Sam Pittman’s distaste for the transfer portal isn’t surprising given his past. He started out as a high school coach in Missouri in the late 1980s, then coached at the junior college ranks before breaking into college football in the mid 1990s. He has never coached in the NFL.

Unlike Musselman, his background isn’t primarily player-first.

Still, Pittman isn’t a dunce. He knows that as much as the portal has hurt the team so far, it can help it too — as it has Musselman’s team with the likes of Jimmy Whitt and Jeantal Cylla.

When Pittman thinks transferring is warranted

“It has to do with the position. Let’s use a quarterback for instance. If you’re a quarterback and you could see that you’re not ever get on the field, or you graduated and you want make it to a little bit bigger conference or things like that. To me, it’s a little bit different.”

-Sam Pittman to Justin Acri and Wess Moore

Pittman added situations differ, and communication is key to understand that. When it comes to a player considering entering the portal, “we have to figure out why he’s not happy or why he wants to transfer. Every kid’s story is a little bit different. But if we decide that it’s for the right reason and not running away from necessarily competition, or maybe it’s a situation that he and his coach or that whatever that may be.
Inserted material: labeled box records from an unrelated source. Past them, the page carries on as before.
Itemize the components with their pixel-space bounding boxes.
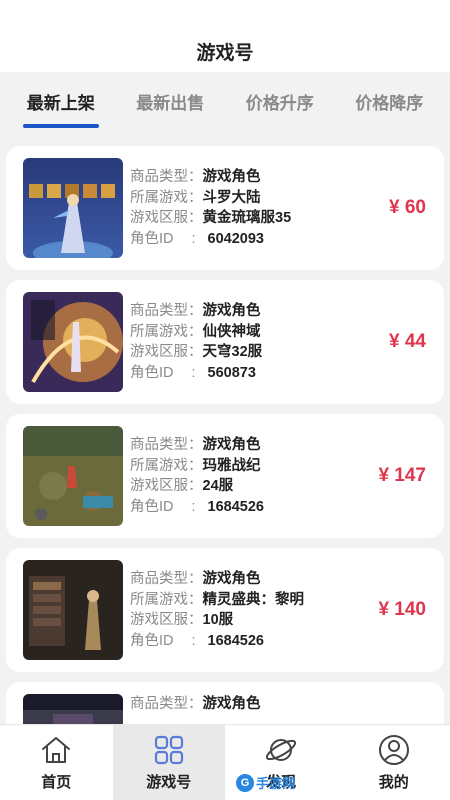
server-value: 10服 (202, 612, 234, 628)
nav-profile[interactable]: 我的 (338, 725, 450, 800)
game-thumbnail (23, 560, 123, 660)
type-value: 游戏角色 (202, 571, 261, 587)
nav-game-accounts[interactable]: 游戏号 (112, 725, 225, 800)
role-id-colon: : (191, 364, 196, 381)
bottom-nav: 首页 游戏号 发现 我的 (0, 724, 450, 800)
role-id-colon: : (191, 632, 196, 649)
listing-card[interactable]: 商品类型： 游戏角色 所属游戏： 仙侠神域 游戏区服： 天穹32服 角色ID:5608… (6, 280, 444, 404)
watermark-text: 手游网 (256, 776, 296, 791)
type-label: 商品类型： (130, 571, 203, 587)
server-label: 游戏区服： (130, 612, 203, 628)
listing-card[interactable]: 商品类型： 游戏角色 所属游戏： 精灵盛典：黎明 游戏区服： 10服 角色ID:168… (6, 548, 444, 672)
listing-list: 商品类型： 游戏角色 所属游戏： 斗罗大陆 游戏区服： 黄金琉璃服35 角色ID:60… (6, 146, 444, 724)
role-id-label: 角色ID (130, 632, 174, 649)
watermark-badge: G (236, 773, 254, 792)
listing-info: 商品类型： 游戏角色 (130, 694, 430, 715)
listing-info: 商品类型： 游戏角色 所属游戏： 斗罗大陆 游戏区服： 黄金琉璃服35 角色ID:60… (130, 167, 430, 249)
type-label: 商品类型： (130, 303, 203, 319)
page-title: 游戏号 (0, 30, 450, 72)
type-value: 游戏角色 (202, 303, 261, 319)
nav-label: 首页 (41, 774, 72, 791)
role-id-label: 角色ID (130, 230, 174, 247)
price: ¥ 60 (389, 197, 426, 218)
nav-label: 我的 (378, 774, 409, 791)
status-bar (0, 0, 450, 30)
game-label: 所属游戏： (130, 323, 203, 340)
game-thumbnail (23, 694, 123, 724)
server-value: 24服 (202, 478, 234, 494)
role-id-colon: : (191, 498, 196, 515)
price: ¥ 147 (378, 465, 426, 486)
game-thumbnail (23, 426, 123, 526)
user-icon (378, 735, 409, 765)
game-label: 所属游戏： (130, 457, 203, 474)
sort-tabs: 最新上架 最新出售 价格升序 价格降序 (0, 72, 450, 136)
listing-card[interactable]: 商品类型： 游戏角色 所属游戏： 斗罗大陆 游戏区服： 黄金琉璃服35 角色ID:60… (6, 146, 444, 270)
listing-info: 商品类型： 游戏角色 所属游戏： 仙侠神域 游戏区服： 天穹32服 角色ID:5608… (130, 301, 430, 383)
tab-price-ascending[interactable]: 价格升序 (246, 89, 314, 120)
tab-newest-listed[interactable]: 最新上架 (22, 89, 99, 128)
role-id-value: 1684526 (207, 498, 264, 515)
game-label: 所属游戏： (130, 591, 203, 608)
server-label: 游戏区服： (130, 478, 203, 494)
listing-card[interactable]: 商品类型： 游戏角色 (6, 682, 444, 724)
game-value: 斗罗大陆 (202, 189, 261, 206)
game-value: 仙侠神域 (202, 323, 261, 340)
role-id-colon: : (191, 230, 196, 247)
type-value: 游戏角色 (202, 169, 261, 185)
server-label: 游戏区服： (130, 344, 203, 360)
game-label: 所属游戏： (130, 189, 203, 206)
role-id-label: 角色ID (130, 364, 174, 381)
role-id-value: 560873 (207, 364, 256, 381)
type-label: 商品类型： (130, 169, 203, 185)
price: ¥ 44 (389, 331, 426, 352)
nav-home[interactable]: 首页 (0, 725, 113, 800)
role-id-value: 6042093 (207, 230, 264, 247)
planet-icon (266, 739, 297, 761)
type-label: 商品类型： (130, 696, 203, 712)
tab-price-descending[interactable]: 价格降序 (355, 89, 423, 120)
server-value: 天穹32服 (202, 344, 263, 360)
type-label: 商品类型： (130, 437, 203, 453)
server-label: 游戏区服： (130, 210, 203, 226)
tab-newest-sold[interactable]: 最新出售 (136, 89, 204, 120)
home-icon (42, 737, 71, 763)
game-thumbnail (23, 292, 123, 392)
game-thumbnail (23, 158, 123, 258)
type-value: 游戏角色 (202, 437, 261, 453)
grid-icon (154, 735, 183, 765)
listing-card[interactable]: 商品类型： 游戏角色 所属游戏： 玛雅战纪 游戏区服： 24服 角色ID:168452… (6, 414, 444, 538)
game-value: 玛雅战纪 (202, 457, 261, 474)
price: ¥ 140 (378, 599, 426, 620)
server-value: 黄金琉璃服35 (202, 210, 292, 226)
watermark-logo: G 手游网 (236, 773, 295, 792)
nav-label: 游戏号 (146, 774, 192, 791)
role-id-label: 角色ID (130, 498, 174, 515)
type-value: 游戏角色 (202, 696, 261, 712)
role-id-value: 1684526 (207, 632, 264, 649)
game-value: 精灵盛典：黎明 (202, 591, 305, 608)
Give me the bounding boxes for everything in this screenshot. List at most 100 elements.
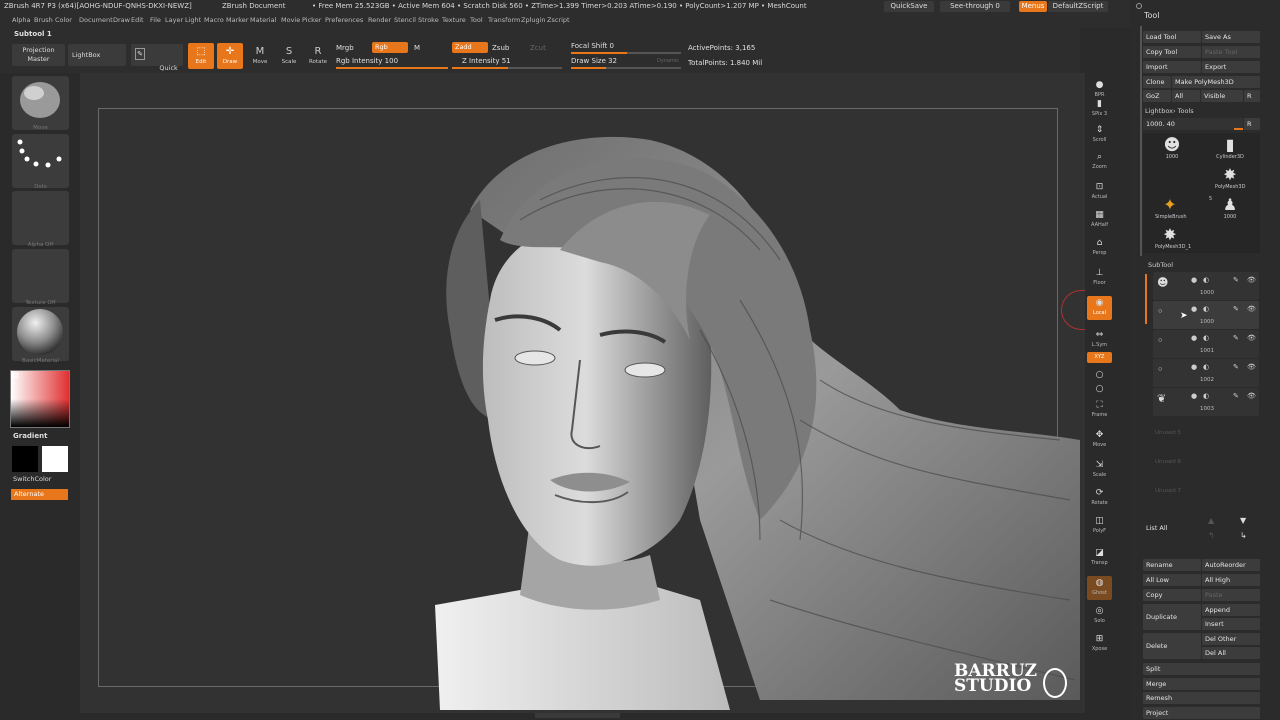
eye-icon[interactable]: 👁	[1247, 392, 1256, 400]
scroll-button[interactable]: ⇕ Scroll	[1087, 123, 1112, 147]
list-all-button[interactable]: List All	[1143, 522, 1201, 534]
subtool-scrollbar[interactable]	[1145, 274, 1147, 324]
tool-value-slider[interactable]: 1000. 40	[1143, 118, 1243, 130]
visibility-dot-icon[interactable]: ●	[1191, 334, 1197, 342]
tool-thumb-6[interactable]: ✸ PolyMesh3D_1	[1155, 226, 1191, 254]
visibility-dot-icon[interactable]: ●	[1191, 276, 1197, 284]
export-button[interactable]: Export	[1202, 61, 1260, 73]
xyz-button[interactable]: ✕XYZ	[1087, 352, 1112, 363]
edit-icon[interactable]: ✎	[1233, 363, 1239, 371]
copy-tool-button[interactable]: Copy Tool	[1143, 46, 1201, 58]
edit-icon[interactable]: ✎	[1233, 305, 1239, 313]
palette-scrollbar[interactable]	[1140, 26, 1142, 256]
copy-subtool-button[interactable]: Copy	[1143, 589, 1201, 601]
visibility-dot-icon[interactable]: ●	[1191, 392, 1197, 400]
polypaint-icon[interactable]: ◐	[1203, 363, 1209, 371]
palette-pin-icon[interactable]	[1136, 3, 1142, 9]
rotate-button[interactable]: ⟳ Rotate	[1087, 486, 1112, 510]
sculpt-bust-figure[interactable]	[0, 0, 1085, 713]
paste-subtool-button[interactable]: Paste	[1202, 589, 1260, 601]
eye-icon[interactable]: 👁	[1247, 334, 1256, 342]
edit-icon[interactable]: ✎	[1233, 392, 1239, 400]
subtool-header[interactable]: SubTool	[1148, 261, 1173, 269]
scale-button[interactable]: ⇲ Scale	[1087, 458, 1112, 482]
persp-button[interactable]: ⌂ Persp	[1087, 236, 1112, 260]
tool-thumb-5[interactable]: ♟ 1000 5	[1209, 195, 1245, 221]
polyf-button[interactable]: ◫ PolyF	[1087, 514, 1112, 538]
autoreorder-button[interactable]: AutoReorder	[1202, 559, 1260, 571]
move-bottom-icon[interactable]: ↳	[1240, 531, 1247, 540]
frame-button[interactable]: ⛶ Frame	[1087, 398, 1112, 422]
subtool-row[interactable]: ● ◐ ✎ 👁 ◦ 1002	[1153, 359, 1259, 387]
watermark-logo	[1043, 668, 1067, 698]
tool-thumb-0[interactable]: ☻ 1000	[1155, 136, 1189, 180]
clone-button[interactable]: Clone	[1143, 76, 1171, 88]
remesh-menu[interactable]: Remesh	[1143, 692, 1260, 704]
zoom-button[interactable]: ⌕ Zoom	[1087, 150, 1112, 174]
eye-icon[interactable]: 👁	[1247, 363, 1256, 371]
lightbox-tools-button[interactable]: Lightbox› Tools	[1145, 107, 1194, 115]
make-polymesh-button[interactable]: Make PolyMesh3D	[1172, 76, 1260, 88]
tool-r-button[interactable]: R	[1244, 118, 1260, 130]
load-tool-button[interactable]: Load Tool	[1143, 31, 1201, 43]
transp-button[interactable]: ◪ Transp	[1087, 546, 1112, 570]
goz-visible-button[interactable]: Visible	[1201, 90, 1243, 102]
floor-button[interactable]: ⊥ Floor	[1087, 266, 1112, 290]
del-other-button[interactable]: Del Other	[1202, 633, 1260, 645]
bottom-tray-handle[interactable]	[535, 713, 620, 718]
project-menu[interactable]: Project	[1143, 707, 1260, 719]
visibility-dot-icon[interactable]: ●	[1191, 305, 1197, 313]
subtool-row[interactable]: ● ◐ ✎ 👁 ☻ 1000	[1153, 272, 1259, 300]
split-menu[interactable]: Split	[1143, 663, 1260, 675]
tool-thumb-3[interactable]: ✸ PolyMesh3D	[1215, 166, 1245, 194]
subtool-row[interactable]: ● ◐ ✎ 👁 ◦ 1000	[1153, 301, 1259, 329]
move-down-icon[interactable]: ▼	[1240, 516, 1246, 525]
del-all-button[interactable]: Del All	[1202, 647, 1260, 659]
head-small-icon: ♟	[1222, 195, 1238, 214]
edit-icon[interactable]: ✎	[1233, 334, 1239, 342]
rename-button[interactable]: Rename	[1143, 559, 1201, 571]
eye-icon[interactable]: 👁	[1247, 305, 1256, 313]
spix-3-button[interactable]: ▮ SPix 3	[1087, 97, 1112, 121]
subtool-thumb-icon: ❦	[1157, 392, 1167, 405]
visibility-dot-icon[interactable]: ●	[1191, 363, 1197, 371]
append-button[interactable]: Append	[1202, 604, 1260, 616]
save-as-button[interactable]: Save As	[1202, 31, 1260, 43]
aahalf-button[interactable]: ▦ AAHalf	[1087, 208, 1112, 232]
ghost-button[interactable]: ◍ Ghost	[1087, 576, 1112, 600]
all-high-button[interactable]: All High	[1202, 574, 1260, 586]
polypaint-icon[interactable]: ◐	[1203, 392, 1209, 400]
edit-icon[interactable]: ✎	[1233, 276, 1239, 284]
goz-r-button[interactable]: R	[1244, 90, 1260, 102]
paste-tool-button[interactable]: Paste Tool	[1202, 46, 1260, 58]
polypaint-icon[interactable]: ◐	[1203, 334, 1209, 342]
l-sym-button[interactable]: ⇔ L.Sym	[1087, 328, 1112, 352]
local-label: Local	[1093, 310, 1106, 316]
local-button[interactable]: ◉ Local	[1087, 296, 1112, 320]
polypaint-icon[interactable]: ◐	[1203, 276, 1209, 284]
import-button[interactable]: Import	[1143, 61, 1201, 73]
duplicate-button[interactable]: Duplicate	[1143, 604, 1201, 630]
move-button[interactable]: ✥ Move	[1087, 428, 1112, 452]
tool-thumb-2[interactable]	[1155, 182, 1185, 190]
head-icon: ☻	[1163, 135, 1181, 154]
tool-thumb-4[interactable]: ✦ SimpleBrush	[1155, 196, 1187, 224]
merge-menu[interactable]: Merge	[1143, 678, 1260, 690]
polypaint-icon[interactable]: ◐	[1203, 305, 1209, 313]
xpose-button[interactable]: ⊞ Xpose	[1087, 632, 1112, 656]
goz-all-button[interactable]: All	[1172, 90, 1200, 102]
eye-icon[interactable]: 👁	[1247, 276, 1256, 284]
insert-button[interactable]: Insert	[1202, 618, 1260, 630]
solo-button[interactable]: ◎ Solo	[1087, 604, 1112, 628]
goz-button[interactable]: GoZ	[1143, 90, 1171, 102]
tool-thumb-1[interactable]: ▮ Cylinder3D	[1215, 136, 1245, 166]
subtool-row[interactable]: ● ◐ ✎ 👁 ❦ 1003	[1153, 388, 1259, 416]
all-low-button[interactable]: All Low	[1143, 574, 1201, 586]
move-top-icon[interactable]: ↰	[1208, 531, 1215, 540]
transp-label: Transp	[1091, 560, 1108, 566]
subtool-row[interactable]: ● ◐ ✎ 👁 ◦ 1001	[1153, 330, 1259, 358]
move-up-icon[interactable]: ▲	[1208, 516, 1214, 525]
l-sym-label: L.Sym	[1091, 342, 1108, 348]
delete-button[interactable]: Delete	[1143, 633, 1201, 659]
actual-button[interactable]: ⊡ Actual	[1087, 180, 1112, 204]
If we deem that the young man is transferring for the right reason then [the conversation] will certainly be interesting. “

What about JUCO players?

Although Pittman has a background in JUCO ball, and has already filled his staff with assistants who share that background, he’s not looking to lean on JUCO players as a “quick fix” for the 2020 Razorbacks.
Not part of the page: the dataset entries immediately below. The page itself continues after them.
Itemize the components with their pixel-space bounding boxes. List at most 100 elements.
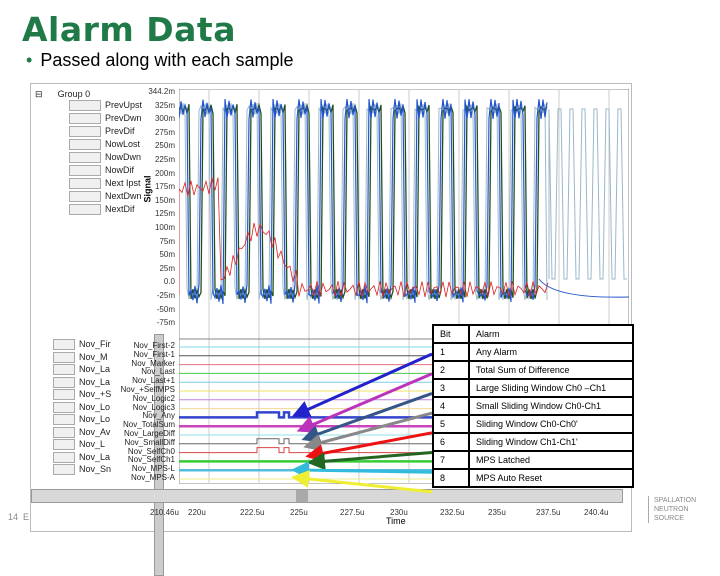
table-row: 2 Total Sum of Difference (432, 360, 634, 380)
y-tick: 200m (154, 168, 175, 178)
legend-item[interactable]: PrevDif (69, 126, 135, 138)
bullet-icon: • (26, 50, 33, 70)
digital-legend-item[interactable]: Nov_Lo (53, 414, 110, 426)
table-row: 3 Large Sliding Window Ch0 –Ch1 (432, 378, 634, 398)
digital-trace-label: Nov_Logic2 (132, 393, 175, 403)
line-swatch-icon (69, 100, 101, 112)
digital-legend-item[interactable]: Nov_+S (53, 389, 111, 401)
digital-trace-label: Nov_Marker (131, 358, 175, 368)
digital-legend-item[interactable]: Nov_Fir (53, 339, 111, 351)
step-swatch-icon (53, 451, 75, 463)
digital-trace-label: Nov_MPS-L (131, 464, 175, 474)
y-tick: 175m (154, 182, 175, 192)
x-tick: 220u (188, 508, 206, 517)
digital-trace-label: Nov_SelfCh0 (127, 446, 175, 456)
digital-trace-label: Nov_SelfCh1 (127, 455, 175, 465)
digital-legend-item[interactable]: Nov_La (53, 377, 110, 388)
legend-item[interactable]: Next Ipst (69, 178, 141, 190)
y-tick: 100m (154, 223, 175, 232)
table-row: 4 Small Sliding Window Ch0-Ch1 (432, 396, 634, 416)
y-tick: -25m (156, 291, 175, 300)
x-tick: 210.46u (150, 508, 179, 517)
digital-trace-label: Nov_Any (142, 411, 175, 421)
legend-item[interactable]: NextDif (69, 204, 135, 216)
digital-legend-item[interactable]: Nov_La (53, 452, 110, 463)
x-tick: 237.5u (536, 508, 561, 517)
step-swatch-icon (53, 376, 75, 388)
digital-trace-label: Nov_First-1 (133, 349, 175, 359)
digital-trace-label: Nov_LargeDiff (124, 429, 175, 438)
y-tick: 300m (154, 114, 175, 124)
collapse-icon[interactable]: ⊟ (35, 89, 43, 99)
y-tick: 150m (154, 195, 175, 205)
legend-item[interactable]: NowDif (69, 165, 134, 177)
x-axis-label: Time (386, 516, 406, 526)
digital-legend-item[interactable]: Nov_L (53, 439, 105, 451)
line-swatch-icon (69, 204, 101, 216)
digital-trace-label: Nov_Last+1 (132, 376, 175, 386)
table-row: 5 Sliding Window Ch0-Ch0' (432, 414, 634, 434)
table-row: 1 Any Alarm (432, 342, 634, 362)
page-number: 14 E (8, 512, 30, 522)
digital-trace-label: Nov_Last (141, 367, 175, 377)
y-tick: 344.2m (148, 87, 175, 96)
x-tick: 240.4u (584, 508, 609, 517)
step-swatch-icon (53, 389, 75, 401)
table-header: Bit Alarm (432, 324, 634, 344)
digital-legend-item[interactable]: Nov_Sn (53, 464, 111, 476)
x-tick: 227.5u (340, 508, 365, 517)
y-tick: 250m (154, 141, 175, 151)
digital-legend-item[interactable]: Nov_La (53, 364, 110, 376)
group-label: Group 0 (57, 89, 91, 99)
table-row: 8 MPS Auto Reset (432, 468, 634, 488)
step-swatch-icon (53, 351, 75, 363)
digital-legend-item[interactable]: Nov_M (53, 352, 108, 363)
x-tick: 235u (488, 508, 506, 517)
digital-trace-label: Nov_+SelfMPS (120, 385, 175, 394)
y-tick: -75m (156, 318, 175, 328)
y-tick: 225m (154, 155, 175, 164)
scrollbar-thumb[interactable] (296, 490, 308, 502)
line-swatch-icon (69, 139, 101, 151)
step-swatch-icon (53, 414, 75, 426)
x-tick: 230u (390, 508, 408, 517)
bullet-text: Passed along with each sample (40, 50, 294, 70)
digital-trace-label: Nov_MPS-A (130, 473, 175, 482)
alarm-bit-table: Bit Alarm 1 Any Alarm 2 Total Sum of Differe… (432, 324, 634, 488)
digital-trace-label: Nov_SmallDiff (124, 437, 175, 447)
step-swatch-icon (53, 464, 75, 476)
digital-trace-label: Nov_Logic3 (132, 402, 175, 412)
line-swatch-icon (69, 126, 101, 138)
horizontal-scrollbar[interactable] (31, 489, 623, 503)
y-tick: 25m (159, 263, 175, 273)
slide-title: Alarm Data (22, 10, 236, 49)
y-tick: 325m (154, 100, 175, 110)
x-tick: 225u (290, 508, 308, 517)
line-swatch-icon (69, 178, 101, 190)
digital-legend-item[interactable]: Nov_Av (53, 427, 110, 438)
line-swatch-icon (69, 152, 101, 164)
sns-logo: SPALLATION NEUTRON SOURCE (648, 496, 696, 523)
bullet-point: • Passed along with each sample (26, 50, 293, 71)
step-swatch-icon (53, 426, 75, 438)
y-tick: 275m (154, 127, 175, 137)
digital-trace-label: Nov_First-2 (133, 341, 175, 350)
step-swatch-icon (53, 401, 75, 413)
line-swatch-icon (69, 165, 101, 177)
legend-group[interactable]: ⊟ Group 0 (35, 89, 90, 100)
y-tick: 0.0 (163, 277, 175, 287)
digital-trace-label: Nov_TotalSum (122, 420, 175, 430)
y-tick: 50m (159, 250, 175, 260)
legend-item[interactable]: NowLost (69, 139, 140, 151)
digital-legend-item[interactable]: Nov_Lo (53, 402, 110, 413)
y-tick: 75m (159, 236, 175, 246)
step-swatch-icon (53, 364, 75, 376)
table-row: 6 Sliding Window Ch1-Ch1' (432, 432, 634, 452)
step-swatch-icon (53, 439, 75, 451)
y-tick: -50m (156, 304, 175, 314)
table-row: 7 MPS Latched (432, 450, 634, 470)
x-tick: 232.5u (440, 508, 465, 517)
line-swatch-icon (69, 113, 101, 125)
y-tick: 125m (154, 209, 175, 219)
x-tick: 222.5u (240, 508, 265, 517)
“We certainly have to leave some scholarships available for transfers or grad transfers,” Pittman said in a press conference. “Right now, it doesn’t seem to be too big of a problem, you know. We will fix that when it comes, but we obviously are in the transfer market at different positions.”

“Junior college wise, I never want to go heavy junior college because I think we can build our team young. I just want the best players we can get, so if we can go into the junior colleges and get one, two or three outstanding players that we think can change our program immediately, you have to be right on that now, you have to be correct on your evaluation. I don’t think we’d ever sign a whole huge number of junior college players just because I believe you have to base your whole program out of freshman and start in the state of Arkansas.”

Will Rakeem Boyd Return?

Running back Rakeem Boyd has been the hands-down MVP of the Razorback offense the last two seasons. As bad as things have been, they would be even worse without the amazing runs and effort he’s put forth.

See Boyd do jersey No. 5 right below:

Now Boyd, a junior, must weigh whether he could improve his NFL Draft by returning for a senior year and, if so, by how much.

So, will he return?

“I think he’s going to have to let you know what he’s doing it,” Pittman said. “I do know that every coach texted him this morning and told him how much we’d love to have him back. He’s a wonderful kid and we’re going to support him, whatever he does.”

“We’ve had several conversations with him about it, laid out the facts of where he is in the draft right now. That’s up to him. Obviously, we need him back. We want him back.”